The 4000 photos range from pictures of family and friends…
… to hundreds of photos and short video clips of Paris…
…black and white work…
…images of Scotland, city and country and wildlife…
…cute kitty cat pics…
…even the occasional celebrity…
…and naturally lots and lots of pics of my beloved Edinburgh. In fact over 1500 of the city and over 600 of the Festival. Hmmm, guess it all does mount up!
I make no pretense to be a proper photographer (sometimes I get very lucky with the odd shot though), I’m really more of a gonzo photographer – I just shoot anything that catches my eye from historic buildings to jugglers to everyday life to famous writers at the Book Festival; I don’t rework them in PhotoShop so what you see is pretty much what I saw, not re-touched, shot purely for enjoyment from the compact camera I almsot always carry with me.

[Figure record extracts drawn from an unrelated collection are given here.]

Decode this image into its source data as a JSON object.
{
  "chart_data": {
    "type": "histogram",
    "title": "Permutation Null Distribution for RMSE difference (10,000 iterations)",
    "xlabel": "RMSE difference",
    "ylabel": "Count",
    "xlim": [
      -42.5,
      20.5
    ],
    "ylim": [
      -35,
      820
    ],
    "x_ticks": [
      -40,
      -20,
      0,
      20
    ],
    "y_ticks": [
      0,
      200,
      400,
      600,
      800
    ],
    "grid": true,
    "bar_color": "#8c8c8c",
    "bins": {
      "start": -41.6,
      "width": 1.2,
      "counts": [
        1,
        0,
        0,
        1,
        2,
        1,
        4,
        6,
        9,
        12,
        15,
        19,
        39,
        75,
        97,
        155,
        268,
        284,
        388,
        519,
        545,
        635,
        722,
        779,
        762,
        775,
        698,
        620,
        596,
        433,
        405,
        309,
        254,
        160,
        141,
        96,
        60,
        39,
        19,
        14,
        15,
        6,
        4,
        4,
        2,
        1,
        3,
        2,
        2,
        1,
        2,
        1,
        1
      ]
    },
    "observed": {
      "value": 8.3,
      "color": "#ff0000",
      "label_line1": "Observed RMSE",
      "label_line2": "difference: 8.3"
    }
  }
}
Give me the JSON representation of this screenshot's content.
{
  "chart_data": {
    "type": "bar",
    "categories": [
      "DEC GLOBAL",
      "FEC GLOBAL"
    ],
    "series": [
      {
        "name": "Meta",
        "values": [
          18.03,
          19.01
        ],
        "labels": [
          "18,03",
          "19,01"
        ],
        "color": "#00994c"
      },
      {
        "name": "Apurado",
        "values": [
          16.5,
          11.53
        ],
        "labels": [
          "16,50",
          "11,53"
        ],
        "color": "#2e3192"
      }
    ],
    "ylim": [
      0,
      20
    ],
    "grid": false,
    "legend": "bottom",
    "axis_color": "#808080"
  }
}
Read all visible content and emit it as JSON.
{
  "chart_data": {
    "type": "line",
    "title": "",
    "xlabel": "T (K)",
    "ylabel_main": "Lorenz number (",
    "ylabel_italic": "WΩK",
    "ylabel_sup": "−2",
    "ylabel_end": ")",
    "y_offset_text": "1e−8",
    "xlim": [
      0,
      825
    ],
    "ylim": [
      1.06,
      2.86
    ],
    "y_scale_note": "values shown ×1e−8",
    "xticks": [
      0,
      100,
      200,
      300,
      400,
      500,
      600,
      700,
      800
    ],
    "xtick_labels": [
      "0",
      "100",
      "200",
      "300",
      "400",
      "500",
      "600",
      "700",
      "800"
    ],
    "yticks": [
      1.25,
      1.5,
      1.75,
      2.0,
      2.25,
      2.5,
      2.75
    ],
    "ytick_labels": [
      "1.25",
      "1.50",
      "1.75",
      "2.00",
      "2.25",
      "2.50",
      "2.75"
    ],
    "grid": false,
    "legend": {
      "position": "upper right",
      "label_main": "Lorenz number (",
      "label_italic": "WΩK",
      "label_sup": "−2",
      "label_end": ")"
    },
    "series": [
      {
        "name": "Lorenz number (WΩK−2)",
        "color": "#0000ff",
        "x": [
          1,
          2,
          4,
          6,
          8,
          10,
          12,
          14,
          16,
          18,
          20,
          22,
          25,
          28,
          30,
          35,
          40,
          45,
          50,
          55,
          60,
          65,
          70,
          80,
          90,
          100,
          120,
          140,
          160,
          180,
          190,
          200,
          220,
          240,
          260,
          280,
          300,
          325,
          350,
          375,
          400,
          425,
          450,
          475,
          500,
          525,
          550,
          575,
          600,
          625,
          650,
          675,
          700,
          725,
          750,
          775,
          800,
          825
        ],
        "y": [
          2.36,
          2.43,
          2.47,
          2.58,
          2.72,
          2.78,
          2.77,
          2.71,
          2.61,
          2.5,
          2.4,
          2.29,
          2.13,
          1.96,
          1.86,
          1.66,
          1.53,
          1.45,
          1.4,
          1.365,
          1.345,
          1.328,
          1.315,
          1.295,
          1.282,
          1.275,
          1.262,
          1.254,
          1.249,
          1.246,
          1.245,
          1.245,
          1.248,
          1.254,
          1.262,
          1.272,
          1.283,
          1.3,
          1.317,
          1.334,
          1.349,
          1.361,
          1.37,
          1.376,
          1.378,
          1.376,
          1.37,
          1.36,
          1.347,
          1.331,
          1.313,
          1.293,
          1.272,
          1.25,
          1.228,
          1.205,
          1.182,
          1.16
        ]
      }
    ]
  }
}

Down to Portobello this afternoon with my mate and his dog to let him have a run around off the leash on the beach (the dog, not my friend), only to find what was a cold wind in the city centre of Edinburgh was a howling gale coming right off the North Sea at Porty, whipping the waves up into big foaming gray peaks and slamming right into the sea wall so hard they splashed right up the side, across the Esplanade and hit the wall of the structure on the other side. That was when we decided to walk around the block at the worst bit 🙂 Pictures are a bit fuzzy, the wind was so high my camera lens, glasses and my face were all getting whipped by flying sand granules and salt spray, had to clean them repeatedly but within minutes they just got covered with a film of it again.
After finishing work for the year I walked up a very snowy Royal Mile to the Castle gates. For the first time ever I had it all to myself, not another soul there for ten minutes, just me standing in snow that came over the toes of my boots, that soft scrunching sound that reminds you instantly of childhood playtimes in the snow. Just me and the cold and the snow and the Castle glowing in the night above the city, dusted with snow like icing on a historical cake. Below and around me views across the whole of Edinburgh, right out to the Pentland Hills. Freezing but incomparably beautiful. Merry Christmas from a snowy Scotland!